"Manekin" powraca. Prosto z witryny w galerii trafił do aresztu
Mężczyzna, który jesienią w zeszłym roku znalazł sprytny sposób na kradzieże w galeriach handlowych, wrócił do procederu. Znów próbował udawać manekina eksponującego odzieżowe kolekcje, by wtopić się w tło i pozostać na noc wewnątrz sklepowej przestrzeni. Śródmiejscy policjanci zatrzymali 22-latka po kolejnym skoku.
21.03.2024 | aktual.: 21.03.2024 07:44
Kilkadziesiąt tysięcy złotych zdołał ukraść złodziej, który zaczajał się na kasy w punktach handlowych i lokalach gastronomicznych w stolicy, udając sklepowego manekina. Mężczyzna stawał nieruchomo w witrynach z ekspozycjami odzieży, a po zamknięciu galerii brał się do dzieła.
Pierwszy raz policjanci ze stołecznego Śródmieścia zatrzymali 22-letniego Wojciecha G. w październiku ubiegłego roku. Cierpliwie czekał na koniec pracy galerii, stojąc nieruchomo na wystawach z manekinami. Wtapiał się w tło, by po zamknięciu sklepów ruszać "na łowy".
Jak informują policjanci z KPR I Śródmieście, celem tego niestandardowego złodzieja były punkty handlowe z kosztownościami, tak zwane wyspy, oraz lokale w strefie gastronomicznej galerii. Bezkarnie okradał kasy tam, gdzie handlowa przestrzeń nie była chroniona zamykanymi kurtynami i witrynami.
Dalsza część artykułu pod materiałem wideo
Jak poinformował rzecznik Prokuratury Okręgowej w Warszawie Szymon Banna, mężczyzna usłyszał 5 zarzutów dotyczących włamań i kradzieży na szkodę o łącznej wartości ponad 24 tysiące złotych. W styczniu tego roku prokuratura skierowała do sądu akt oskarżenia.
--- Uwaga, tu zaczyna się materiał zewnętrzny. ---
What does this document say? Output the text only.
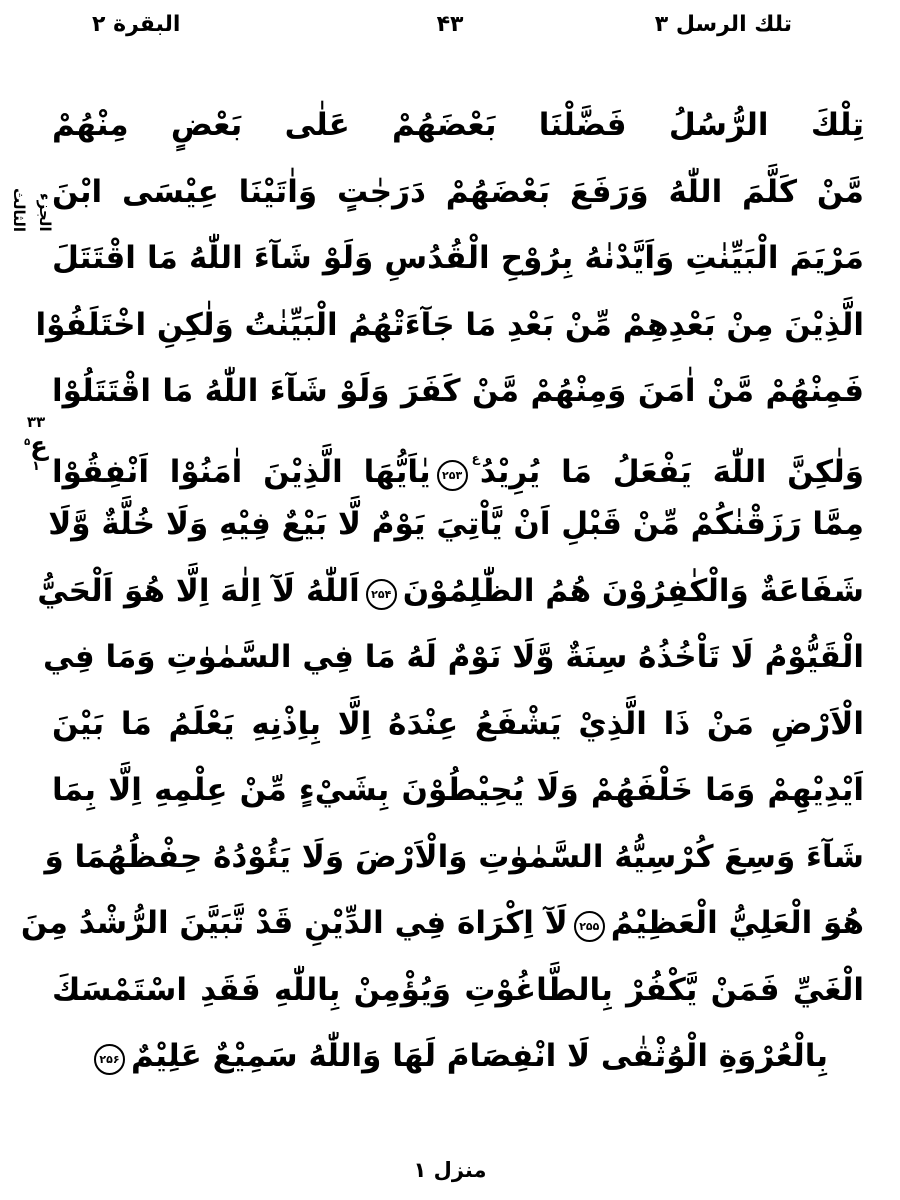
تلك الرسل ٣
۴۳
البقرة ۲
الجزء
الثالث
۳۳
ع$^۵$
۱
تِلْكَ الرُّسُلُ فَضَّلْنَا بَعْضَهُمْ عَلٰى بَعْضٍ مِنْهُمْ
مَّنْ كَلَّمَ اللّٰهُ وَرَفَعَ بَعْضَهُمْ دَرَجٰتٍ وَاٰتَيْنَا عِيْسَى ابْنَ
مَرْيَمَ الْبَيِّنٰتِ وَاَيَّدْنٰهُ بِرُوْحِ الْقُدُسِ وَلَوْ شَآءَ اللّٰهُ مَا اقْتَتَلَ
الَّذِيْنَ مِنْ بَعْدِهِمْ مِّنْ بَعْدِ مَا جَآءَتْهُمُ الْبَيِّنٰتُ وَلٰكِنِ اخْتَلَفُوْا
فَمِنْهُمْ مَّنْ اٰمَنَ وَمِنْهُمْ مَّنْ كَفَرَ وَلَوْ شَآءَ اللّٰهُ مَا اقْتَتَلُوْا
وَلٰكِنَّ اللّٰهَ يَفْعَلُ مَا يُرِيْدُ$^ع$۲۵۳يٰاَيُّهَا الَّذِيْنَ اٰمَنُوْا اَنْفِقُوْا
مِمَّا رَزَقْنٰكُمْ مِّنْ قَبْلِ اَنْ يَّاْتِيَ يَوْمٌ لَّا بَيْعٌ فِيْهِ وَلَا خُلَّةٌ وَّلَا
شَفَاعَةٌ وَالْكٰفِرُوْنَ هُمُ الظّٰلِمُوْنَ۲۵۴اَللّٰهُ لَآ اِلٰهَ اِلَّا هُوَ اَلْحَيُّ
الْقَيُّوْمُ لَا تَاْخُذُهُ سِنَةٌ وَّلَا نَوْمٌ لَهُ مَا فِي السَّمٰوٰتِ وَمَا فِي
الْاَرْضِ مَنْ ذَا الَّذِيْ يَشْفَعُ عِنْدَهُ اِلَّا بِاِذْنِهِ يَعْلَمُ مَا بَيْنَ
اَيْدِيْهِمْ وَمَا خَلْفَهُمْ وَلَا يُحِيْطُوْنَ بِشَيْءٍ مِّنْ عِلْمِهِ اِلَّا بِمَا
شَآءَ وَسِعَ كُرْسِيُّهُ السَّمٰوٰتِ وَالْاَرْضَ وَلَا يَئُوْدُهُ حِفْظُهُمَا وَ
هُوَ الْعَلِيُّ الْعَظِيْمُ۲۵۵لَآ اِكْرَاهَ فِي الدِّيْنِ قَدْ تَّبَيَّنَ الرُّشْدُ مِنَ
الْغَيِّ فَمَنْ يَّكْفُرْ بِالطَّاغُوْتِ وَيُؤْمِنْ بِاللّٰهِ فَقَدِ اسْتَمْسَكَ
بِالْعُرْوَةِ الْوُثْقٰى لَا انْفِصَامَ لَهَا وَاللّٰهُ سَمِيْعٌ عَلِيْمٌ۲۵۶
منزل ۱
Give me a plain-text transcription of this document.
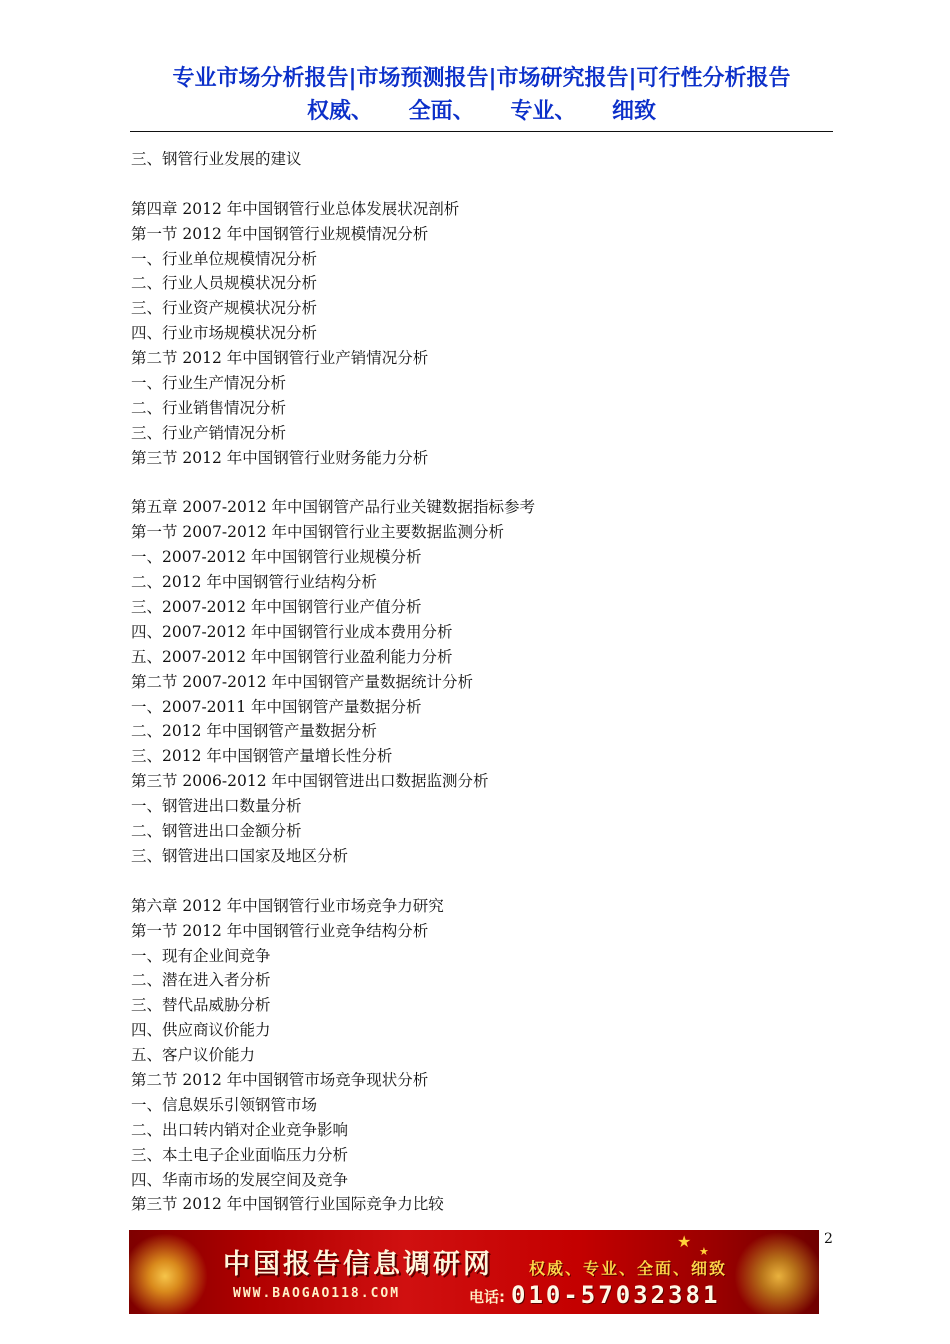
专业市场分析报告|市场预测报告|市场研究报告|可行性分析报告
权威、 全面、 专业、 细致
三、钢管行业发展的建议
第四章 2012 年中国钢管行业总体发展状况剖析
第一节 2012 年中国钢管行业规模情况分析
一、行业单位规模情况分析
二、行业人员规模状况分析
三、行业资产规模状况分析
四、行业市场规模状况分析
第二节 2012 年中国钢管行业产销情况分析
一、行业生产情况分析
二、行业销售情况分析
三、行业产销情况分析
第三节 2012 年中国钢管行业财务能力分析
第五章 2007-2012 年中国钢管产品行业关键数据指标参考
第一节 2007-2012 年中国钢管行业主要数据监测分析
一、2007-2012 年中国钢管行业规模分析
二、2012 年中国钢管行业结构分析
三、2007-2012 年中国钢管行业产值分析
四、2007-2012 年中国钢管行业成本费用分析
五、2007-2012 年中国钢管行业盈利能力分析
第二节 2007-2012 年中国钢管产量数据统计分析
一、2007-2011 年中国钢管产量数据分析
二、2012 年中国钢管产量数据分析
三、2012 年中国钢管产量增长性分析
第三节 2006-2012 年中国钢管进出口数据监测分析
一、钢管进出口数量分析
二、钢管进出口金额分析
三、钢管进出口国家及地区分析
第六章 2012 年中国钢管行业市场竞争力研究
第一节 2012 年中国钢管行业竞争结构分析
一、现有企业间竞争
二、潜在进入者分析
三、替代品威胁分析
四、供应商议价能力
五、客户议价能力
第二节 2012 年中国钢管市场竞争现状分析
一、信息娱乐引领钢管市场
二、出口转内销对企业竞争影响
三、本土电子企业面临压力分析
四、华南市场的发展空间及竞争
第三节 2012 年中国钢管行业国际竞争力比较
2
★
★
中国报告信息调研网
WWW.BAOGAO118.COM
权威、专业、全面、细致
电话: 010-57032381
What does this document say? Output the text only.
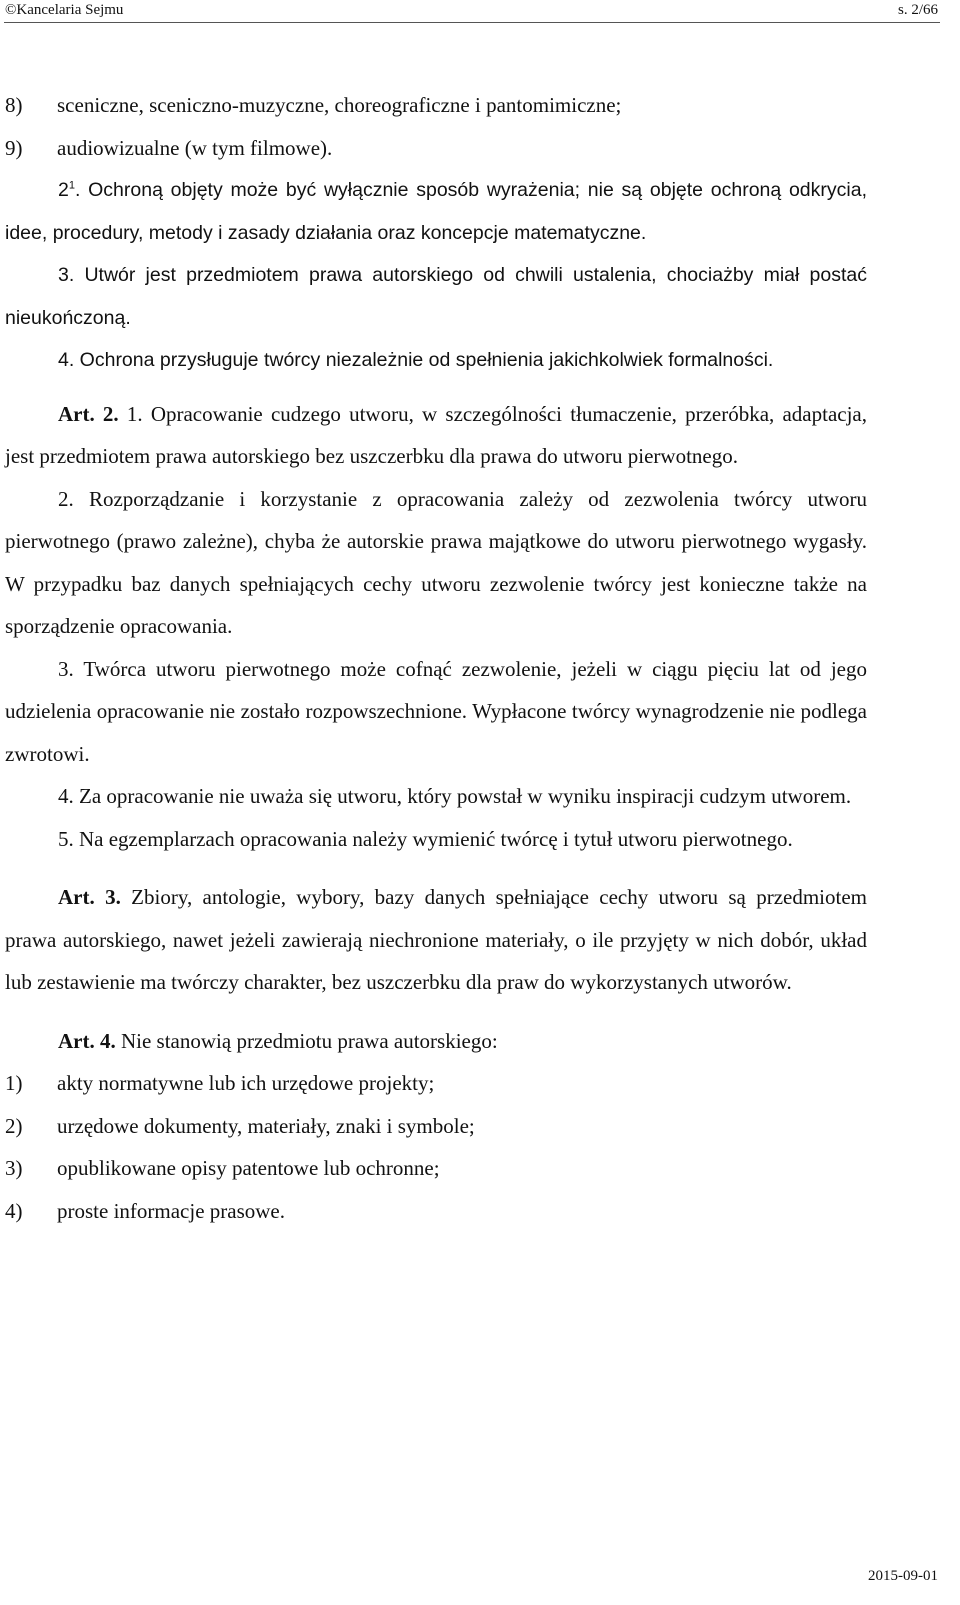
©Kancelaria Sejmu	s. 2/66

8) sceniczne, sceniczno-muzyczne, choreograficzne i pantomimiczne;

9) audiowizualne (w tym filmowe).

$2^1$. Ochroną objęty może być wyłącznie sposób wyrażenia; nie są objęte ochroną odkrycia, idee, procedury, metody i zasady działania oraz koncepcje matematyczne.

3. Utwór jest przedmiotem prawa autorskiego od chwili ustalenia, chociażby miał postać nieukończoną.

4. Ochrona przysługuje twórcy niezależnie od spełnienia jakichkolwiek formalności.

Art. 2. 1. Opracowanie cudzego utworu, w szczególności tłumaczenie, przeróbka, adaptacja, jest przedmiotem prawa autorskiego bez uszczerbku dla prawa do utworu pierwotnego.

2. Rozporządzanie i korzystanie z opracowania zależy od zezwolenia twórcy utworu pierwotnego (prawo zależne), chyba że autorskie prawa majątkowe do utworu pierwotnego wygasły. W przypadku baz danych spełniających cechy utworu zezwolenie twórcy jest konieczne także na sporządzenie opracowania.

3. Twórca utworu pierwotnego może cofnąć zezwolenie, jeżeli w ciągu pięciu lat od jego udzielenia opracowanie nie zostało rozpowszechnione. Wypłacone twórcy wynagrodzenie nie podlega zwrotowi.

4. Za opracowanie nie uważa się utworu, który powstał w wyniku inspiracji cudzym utworem.

5. Na egzemplarzach opracowania należy wymienić twórcę i tytuł utworu pierwotnego.

Art. 3. Zbiory, antologie, wybory, bazy danych spełniające cechy utworu są przedmiotem prawa autorskiego, nawet jeżeli zawierają niechronione materiały, o ile przyjęty w nich dobór, układ lub zestawienie ma twórczy charakter, bez uszczerbku dla praw do wykorzystanych utworów.

Art. 4. Nie stanowią przedmiotu prawa autorskiego:

1) akty normatywne lub ich urzędowe projekty;

2) urzędowe dokumenty, materiały, znaki i symbole;

3) opublikowane opisy patentowe lub ochronne;

4) proste informacje prasowe.

2015-09-01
Udawał manekina. To był świetny sposób na kradzież
Tymczasem zanim ruszył proces w tej sprawie, mężczyzna znów spróbował zdobywać pieniądze w ten sam sposób. Ponownie zrobił skok na galerię handlową. Sprytnie wślizgnął się pod metalową kurtyną i czekał, aż ruch w galerii ustanie.
Po zamknięciu sklepów najpierw skosztował kulinarnych specjałów, a później dokonał serii włamań do kasetek z pieniędzmi. Jego łupem padły utargi i napiwki pracowników.
Rzecznik śródmiejskiej komendy sierżant sztabowy Jakub Pacyniak przekazał, że "manekin" zdołał w ten sposób zebrać kilka tysięcy złotych. Na szczęście został zauważony przez pracownika ochrony, gdy próbował ukryć się pod pokrowcem osłaniającym stoisko-wyspę.
Teraz Wojciech G. usłyszał zarzuty włamania i usiłowania włamania. Grozi mu do 10 lat pozbawienia wolności. Mężczyzna trafił na dwa miesiące do tymczasowego aresztu.